X-ray examination was decisive in order to rediscover the painting before intervening and revealed vigorous draughtsmanship with marked contrast between light and shade. It also showed up where the painter had had second thoughts during the creative process and helped locate the areas of wear in the polychrome.
One important point is that the painting had suffered a serious change of format, having had a piece cut off the right-hand side and a 7.5-centimetre strip of painted canvas added at the bottom. This strip had in fact previously been cut from the top of the canvas. This operation must have taken place when it was remounted at a date it was possible to establish thanks to a piece of newspaper that was found when the stretcher was unnailed. There was no date or name on the piece of newspaper, but research in the press archives identified it as a page from La Prensa of 15 May 1945.
Whatever the case, this last restoration the work underwent must have been before it entered the Museum in 1952, as in old photographs the Museum has it already appears with these modifications.

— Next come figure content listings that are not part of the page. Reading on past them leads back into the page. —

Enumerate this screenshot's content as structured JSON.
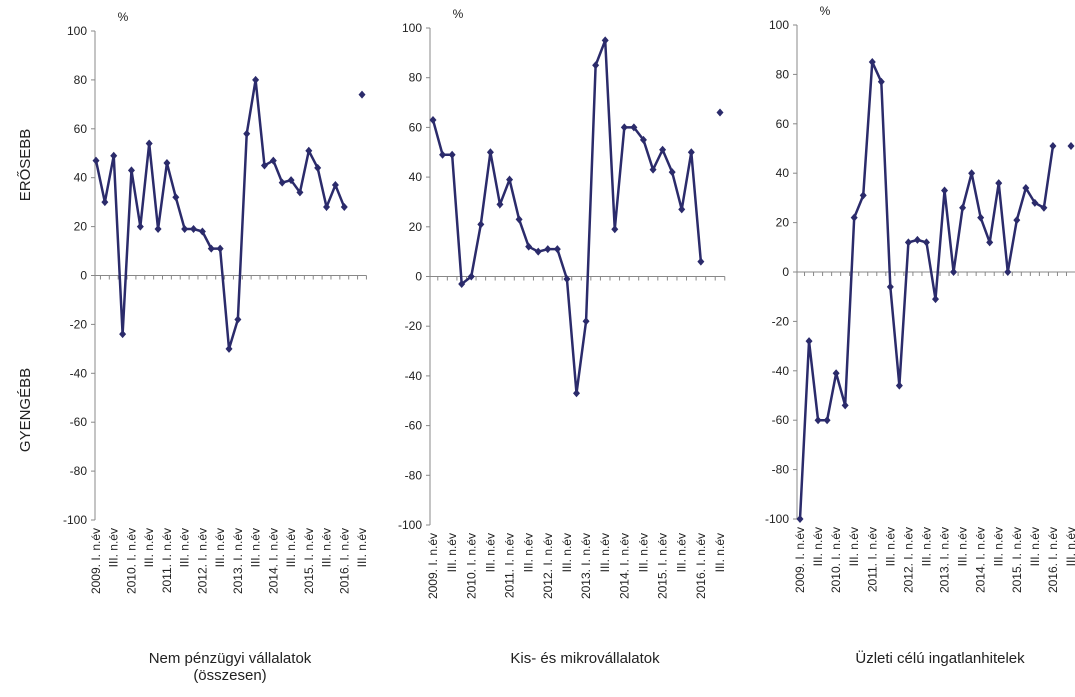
{
  "side_labels": [
    "ERŐSEBB",
    "GYENGÉBB"
  ],
  "chart_data": [
    {
      "type": "line",
      "title": "Nem pénzügyi vállalatok (összesen)",
      "ylabel": "%",
      "categories": [
        "2009. I. n.év",
        null,
        "III. n.év",
        null,
        "2010. I. n.év",
        null,
        "III. n.év",
        null,
        "2011. I. n.év",
        null,
        "III. n.év",
        null,
        "2012. I. n.év",
        null,
        "III. n.év",
        null,
        "2013. I. n.év",
        null,
        "III. n.év",
        null,
        "2014. I. n.év",
        null,
        "III. n.év",
        null,
        "2015. I. n.év",
        null,
        "III. n.év",
        null,
        "2016. I. n.év",
        null,
        "III. n.év"
      ],
      "series": [
        {
          "color": "#2b2b6b",
          "values": [
            47,
            30,
            49,
            -24,
            43,
            20,
            54,
            19,
            46,
            32,
            19,
            19,
            18,
            11,
            11,
            -30,
            -18,
            58,
            80,
            45,
            47,
            38,
            39,
            34,
            51,
            44,
            28,
            37,
            28,
            null,
            74
          ]
        }
      ],
      "ylim": [
        -100,
        100
      ],
      "yticks": [
        -100,
        -80,
        -60,
        -40,
        -20,
        0,
        20,
        40,
        60,
        80,
        100
      ]
    },
    {
      "type": "line",
      "title": "Kis- és mikrovállalatok",
      "ylabel": "%",
      "categories": [
        "2009. I. n.év",
        null,
        "III. n.év",
        null,
        "2010. I. n.év",
        null,
        "III. n.év",
        null,
        "2011. I. n.év",
        null,
        "III. n.év",
        null,
        "2012. I. n.év",
        null,
        "III. n.év",
        null,
        "2013. I. n.év",
        null,
        "III. n.év",
        null,
        "2014. I. n.év",
        null,
        "III. n.év",
        null,
        "2015. I. n.év",
        null,
        "III. n.év",
        null,
        "2016. I. n.év",
        null,
        "III. n.év"
      ],
      "series": [
        {
          "color": "#2b2b6b",
          "values": [
            63,
            49,
            49,
            -3,
            0,
            21,
            50,
            29,
            39,
            23,
            12,
            10,
            11,
            11,
            -1,
            -47,
            -18,
            85,
            95,
            19,
            60,
            60,
            55,
            43,
            51,
            42,
            27,
            50,
            6,
            null,
            66
          ]
        }
      ],
      "ylim": [
        -100,
        100
      ],
      "yticks": [
        -100,
        -80,
        -60,
        -40,
        -20,
        0,
        20,
        40,
        60,
        80,
        100
      ]
    },
    {
      "type": "line",
      "title": "Üzleti célú ingatlanhitelek",
      "ylabel": "%",
      "categories": [
        "2009. I. n.év",
        null,
        "III. n.év",
        null,
        "2010. I. n.év",
        null,
        "III. n.év",
        null,
        "2011. I. n.év",
        null,
        "III. n.év",
        null,
        "2012. I. n.év",
        null,
        "III. n.év",
        null,
        "2013. I. n.év",
        null,
        "III. n.év",
        null,
        "2014. I. n.év",
        null,
        "III. n.év",
        null,
        "2015. I. n.év",
        null,
        "III. n.év",
        null,
        "2016. I. n.év",
        null,
        "III. n.év"
      ],
      "series": [
        {
          "color": "#2b2b6b",
          "values": [
            -100,
            -28,
            -60,
            -60,
            -41,
            -54,
            22,
            31,
            85,
            77,
            -6,
            -46,
            12,
            13,
            12,
            -11,
            33,
            0,
            26,
            40,
            22,
            12,
            36,
            0,
            21,
            34,
            28,
            26,
            51,
            null,
            51
          ]
        }
      ],
      "ylim": [
        -100,
        100
      ],
      "yticks": [
        -100,
        -80,
        -60,
        -40,
        -20,
        0,
        20,
        40,
        60,
        80,
        100
      ]
    }
  ]
}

In view of the fragility of the original canvas, it was thought best not to remove the canvas on the back of the work, to change the stretcher for one with uniform perimetral tension and to respect the earlier retouching whenever it didn't cover the original paint, so as to avoid damaging an already badly mutilated painting.

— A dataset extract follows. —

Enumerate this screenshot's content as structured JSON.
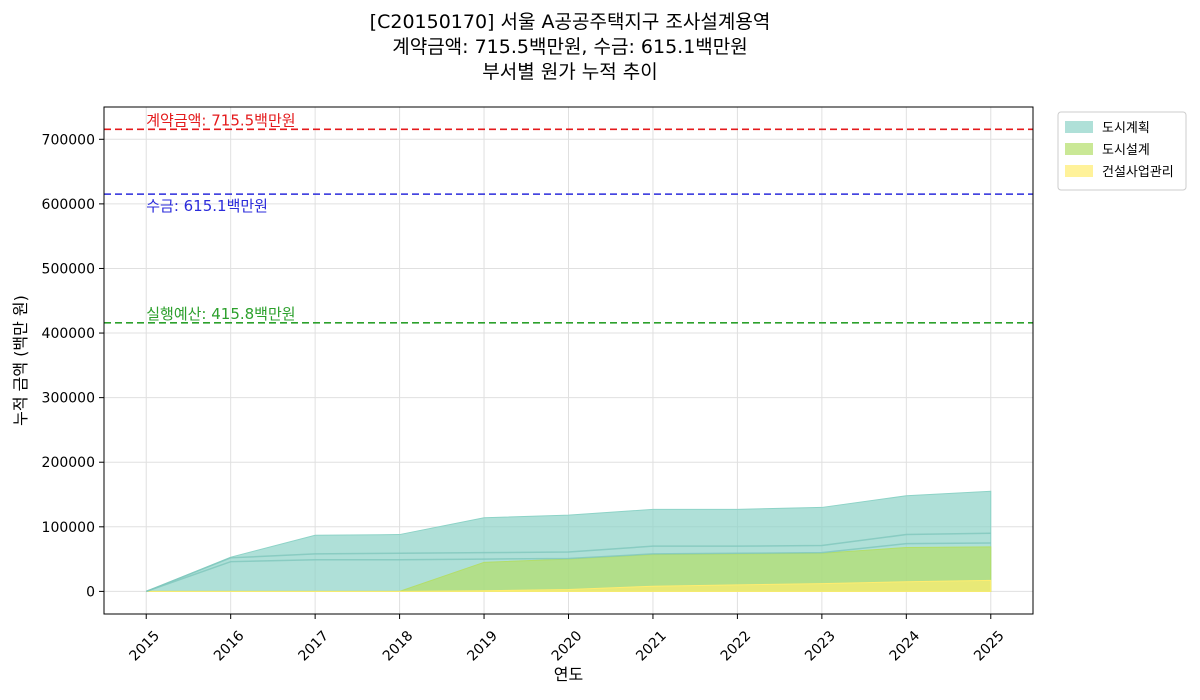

The restoration work has also given us the chance to analyse the materials used in the painting and describe the painter's technique. The pigments and the way they are applied to obtain the right shades and the desired light effects, as well as the chemical composition of the earth preparation used as a base for applying the paint, coincide with those identified in other works by Maíno analysed by the laboratory of the Museo del Prado on the occasion of the exhibition devoted to the painter (2009-2010).